Yaz Lancaster
Ojalá
Nobody ever tells you these things, like
how small & weird you’ll feel before massive
paintings. The way you do when you’re young &
a man is screaming. Someday you can grow
up & stop being a girl or be de-
pressed by sunlight & just enough quicksand,
apples in the trash once-bitten & tossed.
Inevitably on the way to see-
ing my mother, I wish I held prayer
the way in which one carries religion;
a reason to bend toward earth knees first,
to wash my body from the inside or
anything to believe in that doesn’t make mistakes.
Vegan
I wouldn’t be a very good vampire.
I have never held life
in my feet on the edge of
a cliff, or discovered an extraordinary
seashell. I was never good with storytelling
or desire. Beasts from childhood hoot
& roar like they always have. & they always
will.

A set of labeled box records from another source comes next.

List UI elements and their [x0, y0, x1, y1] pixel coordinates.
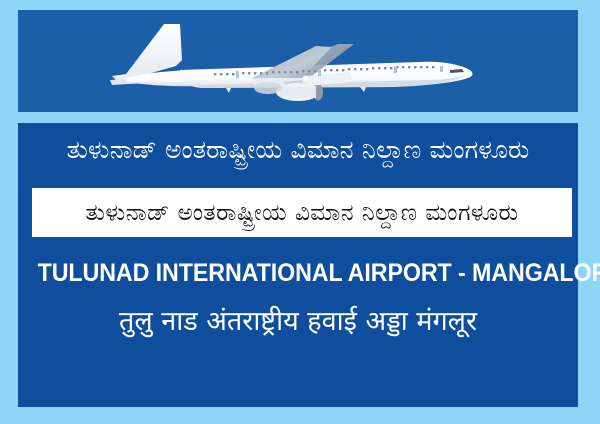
airport-name-panel: ತುಳುನಾಡ್ ಅಂತರಾಷ್ಟ್ರೀಯ ವಿಮಾನ ನಿಲ್ದಾಣ ಮಂಗಳ… [18, 123, 578, 407]
aircraft-illustration [18, 10, 578, 112]
tulu-script-box: ತುಳುನಾಡ್ ಅಂತರಾಷ್ಟ್ರೀಯ ವಿಮಾನ ನಿಲ್ದಾಣ ಮಂಗಳ… [32, 188, 572, 237]
aircraft-photo-panel [18, 10, 578, 112]
airport-name-english: TULUNAD INTERNATIONAL AIRPORT - MANGALOR… [38, 257, 559, 289]
airport-name-hindi: तुलु नाड अंतराष्ट्रीय हवाई अड्डा मंगलूर [18, 303, 578, 341]
airport-name-kannada: ತುಳುನಾಡ್ ಅಂತರಾಷ್ಟ್ರೀಯ ವಿಮಾನ ನಿಲ್ದಾಣ ಮಂಗಳ… [18, 133, 578, 167]
airplane-icon [102, 16, 492, 108]
airport-sign: ತುಳುನಾಡ್ ಅಂತರಾಷ್ಟ್ರೀಯ ವಿಮಾನ ನಿಲ್ದಾಣ ಮಂಗಳ… [0, 0, 600, 424]
airport-name-tulu: ತುಳುನಾಡ್ ಅಂತರಾಷ್ಟ್ರೀಯ ವಿಮಾನ ನಿಲ್ದಾಣ ಮಂಗಳ… [85, 198, 518, 228]
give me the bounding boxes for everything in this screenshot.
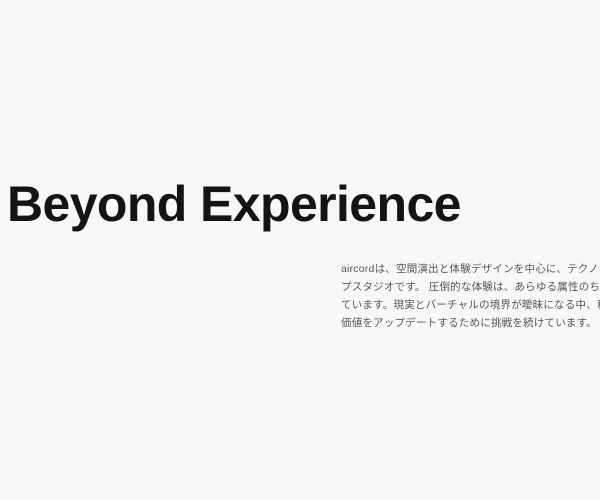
hero-description: aircordは、空間演出と体験デザインを中心に、テクノロジーを用い プスタジオ…	[341, 260, 600, 332]
hero-description-line: 価値をアップデートするために挑戦を続けています。	[341, 314, 600, 332]
page-root: Beyond Experience aircordは、空間演出と体験デザインを中…	[0, 0, 600, 500]
hero-description-line: ています。現実とバーチャルの境界が曖昧になる中、私達はリア	[341, 296, 600, 314]
hero-description-line: プスタジオです。 圧倒的な体験は、あらゆる属性のちがいを超え	[341, 278, 600, 296]
hero-description-line: aircordは、空間演出と体験デザインを中心に、テクノロジーを用い	[341, 260, 600, 278]
hero-section: Beyond Experience aircordは、空間演出と体験デザインを中…	[0, 0, 600, 500]
page-title: Beyond Experience	[7, 175, 461, 233]
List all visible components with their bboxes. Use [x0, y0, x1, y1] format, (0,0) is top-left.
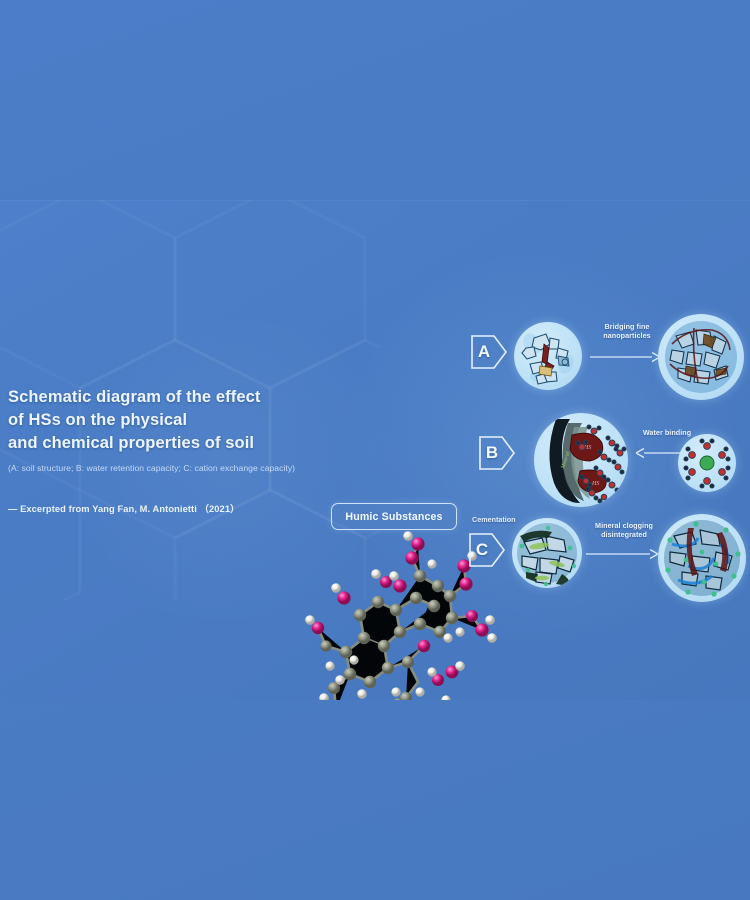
page-subtitle: (A: soil structure; B: water retention c…: [8, 462, 348, 474]
arrow-c-label: Mineral clogging disintegrated: [582, 521, 666, 539]
callout-badge-b-letter: B: [478, 433, 506, 473]
callout-badge-c-letter-wrap: C: [468, 530, 506, 570]
disintegrated-aggregate-circle: [658, 514, 746, 602]
arrow-a-right: [590, 348, 660, 366]
callout-badge-a-letter: A: [470, 332, 498, 372]
cemented-aggregate-circle: [512, 518, 582, 588]
page-title-line-2: of HSs on the physical: [8, 409, 348, 432]
soil-structure-before-circle: [514, 322, 582, 390]
soil-structure-after-circle: [658, 314, 744, 400]
hydrated-cation-circle: [678, 434, 736, 492]
page-title-line-3: and chemical properties of soil: [8, 432, 348, 455]
attribution-text: — Excerpted from Yang Fan, M. Antonietti…: [8, 501, 348, 515]
slide-inner-band: Schematic diagram of the effect of HSs o…: [0, 200, 750, 700]
page-title: Schematic diagram of the effect of HSs o…: [8, 386, 348, 455]
slide-canvas: Schematic diagram of the effect of HSs o…: [0, 0, 750, 900]
text-block: Schematic diagram of the effect of HSs o…: [8, 386, 348, 515]
water-retention-circle: HS HS Mineral: [534, 413, 628, 507]
callout-badge-c-letter: C: [468, 530, 496, 570]
callout-badge-a-letter-wrap: A: [470, 332, 508, 372]
arrow-c-right: [586, 545, 658, 563]
arrow-a-label: Bridging fine nanoparticles: [586, 322, 668, 340]
cementation-label: Cementation: [472, 515, 516, 524]
callout-badge-b-letter-wrap: B: [478, 433, 516, 473]
page-title-line-1: Schematic diagram of the effect: [8, 386, 348, 409]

I love nature running cool & without
intent to do anything, though I know
it will one day kill me too.
Yaz Lancaster is a Black transdisciplinary artist most interested in relational aesthetics, collage, and anti-oppressive, liberatory politics. Their work has appeared in Atlas and Alice, Afternoon Visitor, The Poetry Project’s HOUSEPARTY, and elsewhere. They have degrees in violin and poetry from NYU, write for I Care If You Listen, and are the visual arts editor at Peach Mag. Yaz has an Aquarius stellium and they love chess, horror movies, and bubble tea.